“They tell me ‘Hussle dumb it down, you might confuse ’em’
This ain’t that weirdo rap you motherf—ers used to”
In 2013 Nipsey Hussle hit a new level of widespread recognition when his “Crenshaw” mixtape reportedly made $100,000 in just one night. That’s an impressive accomplishment even for somebody with the word “Hustle” in his nom de plume. How did he do it? He only pressed one thousand copies of the album and sold them for $100 each. One apocryphal tale stated Shawn Carter himself bought a hundred copies for ten grand, a story that quickly circulated online and gave Hussle a reputation as both smart entrepeneur and up-and-coming rapper. None of Nipsey’s hustle happened overnight though despite the impression this news made. He had been rapping and releasing mixtapes since the mid-2000’s, was a XXL “Freshman” in 2010, and based on the buzz he had at the time signed a deal with Epic Records. That deal fell apart without an album being released though.
Eight years later we are FINALLY getting Nipsey Hussle’s first official studio album. It’s understandable that he wants to call it “Victory Lap” given how long it took to cross the finish line and put something on store shelves. The real victory may be his music video for “Last Time That I Checc’d” featuring fellow Cali rapper YG. Crip and Blood meet each other as equals instead of rivals, dipped in their respective colors in a studio painted to match, freely crossing over to each other’s side to show respect. Both men floss their wealth and whips with equal abandon, with Nipsey laying down his hustle game in the chorus.

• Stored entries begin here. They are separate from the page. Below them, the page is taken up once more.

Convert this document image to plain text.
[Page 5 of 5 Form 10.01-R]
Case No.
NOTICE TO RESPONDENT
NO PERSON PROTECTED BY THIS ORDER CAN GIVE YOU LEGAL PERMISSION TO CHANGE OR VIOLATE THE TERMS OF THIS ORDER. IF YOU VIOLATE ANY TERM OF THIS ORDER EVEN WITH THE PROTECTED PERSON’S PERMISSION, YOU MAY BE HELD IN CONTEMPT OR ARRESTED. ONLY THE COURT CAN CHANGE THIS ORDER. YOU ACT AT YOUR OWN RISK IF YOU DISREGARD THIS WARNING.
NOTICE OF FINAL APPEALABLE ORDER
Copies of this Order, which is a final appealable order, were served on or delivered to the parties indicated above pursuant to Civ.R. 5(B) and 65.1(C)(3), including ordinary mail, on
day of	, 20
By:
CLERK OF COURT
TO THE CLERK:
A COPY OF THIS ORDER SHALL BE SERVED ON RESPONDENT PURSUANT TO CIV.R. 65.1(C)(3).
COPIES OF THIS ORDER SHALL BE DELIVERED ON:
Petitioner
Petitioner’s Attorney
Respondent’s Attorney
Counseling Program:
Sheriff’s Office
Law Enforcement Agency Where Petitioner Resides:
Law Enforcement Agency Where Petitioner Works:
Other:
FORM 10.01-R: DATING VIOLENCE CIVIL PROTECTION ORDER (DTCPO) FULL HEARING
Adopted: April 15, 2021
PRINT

“Last time that I checked, it was five chains on my neck
It was no smut on my rep
Last time that I checked, I was sellin zones in the set
Make a quarter mill’ no sweat
Last time that I checked, I’m the street’s voice out West
Legendary self-made progress
Last time that I checked, first get the money then respect
then the power and the hoes come next”
The unity shown in the video is impressive. The philosophy of getting ahead without someone pushing him to the mainsteram is equally so. “No co-sign/I ain’t need radio to do mine, I done fine.” A lengthy list of production credits accompanies the song: Mike & Keys, Rance of 1500 or Nothin’, BrodyTheGr8 & Kacey Khaliel. I wouldn’t take a single one of them out of the studio because this track THUMPS HARD. It’s the kind of track that makes me resent the cold winter months of the Midwest, because it’s meant for dropping the top and booming loud as hell, but I’d freeze my ass off doing that right now. Production and guest stars continue to be strengths of “Victory Lap” throughout. Puff Daddy cameos on (but does not produce) “Young Nigga,” Kendrick Lamar reps Compton on “Dedication” and The-Dream guests on the Mike & Keys produced “Million While You Young” just to name a few.
What ties all of the different songs with their different guests and producers together is Nipsey’s vocal swagger. The first time I heard Hussle he instantly reminded me of other Cali rappers I enjoy like the aforementioned Lamar and DJ Quik among others, with a little bit of raspiness that’s not at all irritating. It gives him a built-in “scratchy record” quality, creating a warm and comfortable feeling that he’s been around the block for far longer than his 32 years. Even though first impressions would lead you to believe that he’s just out to get rich and get laid, a deeper philosophy emerges on songs like “Loaded Bases” featuring CeeLo Green. “Can’t buy that bulls–t that they sell niggaz/they bring drugheads and jail niggas/look at all these ways they derail niggaz.” Preach bro.
At this point it’s only fair to note that even amongst our own staff there is a wide variance of opinion on Nipsey’s talent. I’d also be remiss if I didn’t cool down what seems to be a remarkbly hot take on “Victory Lap.” Not every one of these 16 tracks is enough of a gem to take to the jeweler and put a ring on it. “Succa Proof” is just THERE. The track doesn’t move me one way or the other, and Hussle seems to be “yelling” more than rapping, an occasional trap he falls into on songs. I appreciate the emotional intensity but not at the expense of feeling like every bar is punched in one line at a time like an early Eazy-E record. You also can’t help but notice an overall theme with song titles that use double C’s or reference his “Blue Laces.” Hussle presents himself as largely color blind in his collaborations with YG and I don’t take him as set tripping, but I can also see how you might want to be mindful of what parties you’d play his music at. I’d also like to see Hussle rebel more against going with the grain. The opening quote of this review was from the opening and title track of this album, and for me at least it set higher expectations that Nipsey would be unconventional and not follow trends. SOMETIMES he lives up to that potential, and sometimes he just raps about being a self-made millionaire. Hussle, I respect your hustle, but you’ve already shown an ability to bridge the divide between West and East, red and blue, gangster music and the mainstream. Take that skill and build a bridge to even greater heights. I know you have it in you.